前作の大長篇『オーガ(ニ)ズム』でも、阿部和重なる中年男性が主人公で(『ブラック・チェンバー』も自由業の中年男が主人公)、世界規模の危機に巻き込まれて、目の前の人を救わねば、という無思考から、いやいやながらどんどん危機に陥っていく。阿部和重(著者)の美学は、アホだけど、映画や小説などに入れ込んで決してまともな大人じゃないけど、命の危険にさらされようがやるものはやる、まともに考えたら即終わらせられる回答はある、しかしそういう思考法を持たない、無思考。それが大げさに言うと世界への信頼などで、阿部和重はやっぱりそれをオレはいく、とあるときから使命を受け入れたんじゃないか、と気づいた。正直、初期から『ピストルズ』辺りまで、もっと作品に小説の可能性があったのではないか、と思ったりもする。でも、僕は、今はその大げさだが使命を受けた、あれもこれもやれるでなく、これしかできないと腹をくくった人が眩しく、魅力的に見える。そんな人と話すのが嬉しい。狂気でなく正気? 京都の友人ともそこを話していたのだと思う。34の誕生日を迎えて、わかってきたことがある。
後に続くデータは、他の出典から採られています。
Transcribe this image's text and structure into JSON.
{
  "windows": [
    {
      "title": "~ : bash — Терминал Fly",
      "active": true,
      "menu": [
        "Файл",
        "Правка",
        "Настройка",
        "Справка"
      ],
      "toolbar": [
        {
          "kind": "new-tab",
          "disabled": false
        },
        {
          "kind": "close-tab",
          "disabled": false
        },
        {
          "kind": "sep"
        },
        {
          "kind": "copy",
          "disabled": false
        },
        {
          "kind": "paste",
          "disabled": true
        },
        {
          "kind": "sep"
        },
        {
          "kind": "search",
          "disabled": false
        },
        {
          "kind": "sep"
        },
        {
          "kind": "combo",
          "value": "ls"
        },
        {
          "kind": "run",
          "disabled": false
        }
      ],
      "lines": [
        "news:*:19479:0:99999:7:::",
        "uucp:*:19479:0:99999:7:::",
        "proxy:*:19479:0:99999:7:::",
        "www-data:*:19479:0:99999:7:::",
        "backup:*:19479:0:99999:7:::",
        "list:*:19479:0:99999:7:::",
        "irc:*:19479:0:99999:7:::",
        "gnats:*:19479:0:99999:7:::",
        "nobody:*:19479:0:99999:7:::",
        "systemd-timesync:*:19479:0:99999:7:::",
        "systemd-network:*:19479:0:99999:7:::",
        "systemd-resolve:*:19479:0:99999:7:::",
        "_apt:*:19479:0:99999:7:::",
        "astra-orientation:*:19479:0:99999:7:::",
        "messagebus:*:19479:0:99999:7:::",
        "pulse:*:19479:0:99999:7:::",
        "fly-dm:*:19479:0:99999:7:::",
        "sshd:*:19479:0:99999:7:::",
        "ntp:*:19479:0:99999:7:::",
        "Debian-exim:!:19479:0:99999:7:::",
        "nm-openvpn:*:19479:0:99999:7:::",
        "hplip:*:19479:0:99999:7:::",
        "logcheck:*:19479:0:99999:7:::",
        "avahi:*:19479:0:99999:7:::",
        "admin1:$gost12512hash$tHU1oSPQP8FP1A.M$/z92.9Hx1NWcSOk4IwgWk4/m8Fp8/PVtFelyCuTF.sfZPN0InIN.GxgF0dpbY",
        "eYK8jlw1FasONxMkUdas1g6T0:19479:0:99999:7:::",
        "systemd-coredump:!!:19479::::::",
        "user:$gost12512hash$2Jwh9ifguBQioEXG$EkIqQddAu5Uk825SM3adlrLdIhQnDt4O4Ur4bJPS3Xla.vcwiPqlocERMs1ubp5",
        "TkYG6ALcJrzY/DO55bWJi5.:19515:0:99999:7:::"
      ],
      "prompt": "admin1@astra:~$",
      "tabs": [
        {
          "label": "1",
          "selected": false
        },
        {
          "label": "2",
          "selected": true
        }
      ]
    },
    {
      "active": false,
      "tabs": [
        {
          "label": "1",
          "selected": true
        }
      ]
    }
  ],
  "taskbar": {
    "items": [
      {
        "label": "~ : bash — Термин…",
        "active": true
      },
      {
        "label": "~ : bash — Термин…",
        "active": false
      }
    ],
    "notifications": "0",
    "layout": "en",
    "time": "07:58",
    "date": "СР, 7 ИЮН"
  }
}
『未練の幽霊と怪物』で、長く舞が舞われる。それで森山未來などがキャスティングされてると思った。僕は13時の回を見て、あと夜にも同じもう一公演がある。神奈川県の劇場で初演され、兵庫に来ている。カーテンコールのとき、深々とお礼する出演者たち。一日、二度、あれをする。特に七尾旅人なんかはミュージシャンで、同じように毎日やる、ということは珍しいことだと思う。そこに寂しさを感じた。古典能を見たとき、それは感じない。むしろ形を繰り返すことの計り知れなさを感じる。僕の心理が反映されてしまっているのか。僕は、いつも不安を感じている。それが人に伝わるから、友人もできない。小さな頃からそうだった。大好きな女の子に告白されても、目も合わせられず「友達からで」と言って逃げた。そんな人間の好む芸術なんて。心から素晴らしいと思う芸術も、私が好むというだけで、つまらなく感じないか。でも、それはない。私は単に、外巻きに物事を見ている。中に入っていけない。だから中で熱烈に支持されてるものの下らなさが、わかったりする。でもそれは賢者なのか? 本当に。

阿部和重の小説は純度の高い阿部和重のメッセージになりつつある、と思われる。それがハードになればなるほど、誰かに本当に伝わる? それは頭のよさや、才能とも少し違う。ように思う。京都の友人は、「何かを判断する時、こう見た時はこうだが、別の見方をするとこうだ、と相対化したがる人は嫌いだ」と言ってた。それが僕の心に残っている。

京都の居酒屋の、開け放った戸から雨上がりの鴨川の湿気の入る、汗ばんだ熱気が心地よく思い出されている。